Dia juga memberikan manuskripnya kepada kawan perempuan yang dia percaya, untuk
memastikan bahwa karakternya masuk akal sebagai seorang karakter perempuan.
Ketika Aldy, mahasiswa yang lain, bertanya
mengapa judul-judulnya agak sulit dipahami atau tidak langsung bisa dipahami
maksudnya, Fahrul memberikan jawaban yang jelas. Judul-judul itu dibuat dengan
berbagai pertimbangan, tapi terutama adalah pertimbangan pemasaran. Dengan
menyadari bahwa mayoritas pembacanya adalah perempuan, penerbit membuatkan
judul yang kira-kira menarik bagi pembaca perempuan: misalnya judul Cowokku Vegetarimood.

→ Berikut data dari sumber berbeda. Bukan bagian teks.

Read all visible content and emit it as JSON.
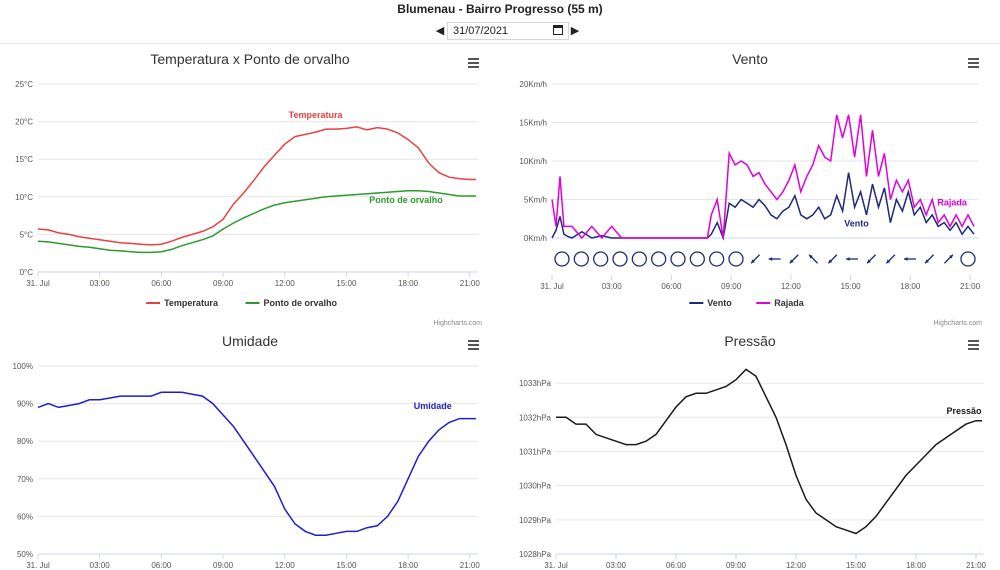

Bahkan, ada satu hal yang mengejutkan (bagi saya, setidaknya): bahwa judul
bukanlah sesuatu yang sangat penting bagi dia. Judul adalah sesuatu yang tidak
sebegitu besarnya hingga sampai menganggunya. Yang penting adalah isinya, “Toh
penerbit biasanya menentukan akan menerbitkan sebuah manuskrip atau tidak
berdasarkan isinya, bukan judulnya.” Jadi, ketika penerbit menyarankan judul
lain yang mungkin lebih berdaya jual, Fahrul tidak menunjukkan keberatan.
Selain
dua hal itu, ada satu lagi poin yang menurut saya menarik dari kuliah tamu
Fahrul ini, yaitu ketika Yemima, mahasiswa lain di kelas saya, mengutarakan
bahwa dia dulu sangat gemar membaca novel populer, tapi belakangan agak
terganggu karena dia merasa bisa menebak jalan ceritanya. Dia bertanya
bagaimana Fahrul membuat pembaca tetap tertarik dan tidak segera merasa bosan.
Tentang ini, Fahrul menjawab bahwa dia selalu mengupayakan memberikan hal-hal
baru kepada pembaca. Dia berusaha sebisa mungkin membuat karakter yang tidak
biasa, misalnya seorang laki-laki yang sangat gemar memasak hingga tingkat
keseriusan yang tinggi. Di karya lain, dia menyodorkan seorang karakter
perempuan pengidap “agoraphobia,” yaitu ketakutan keluar rumah. Dan lain-lain.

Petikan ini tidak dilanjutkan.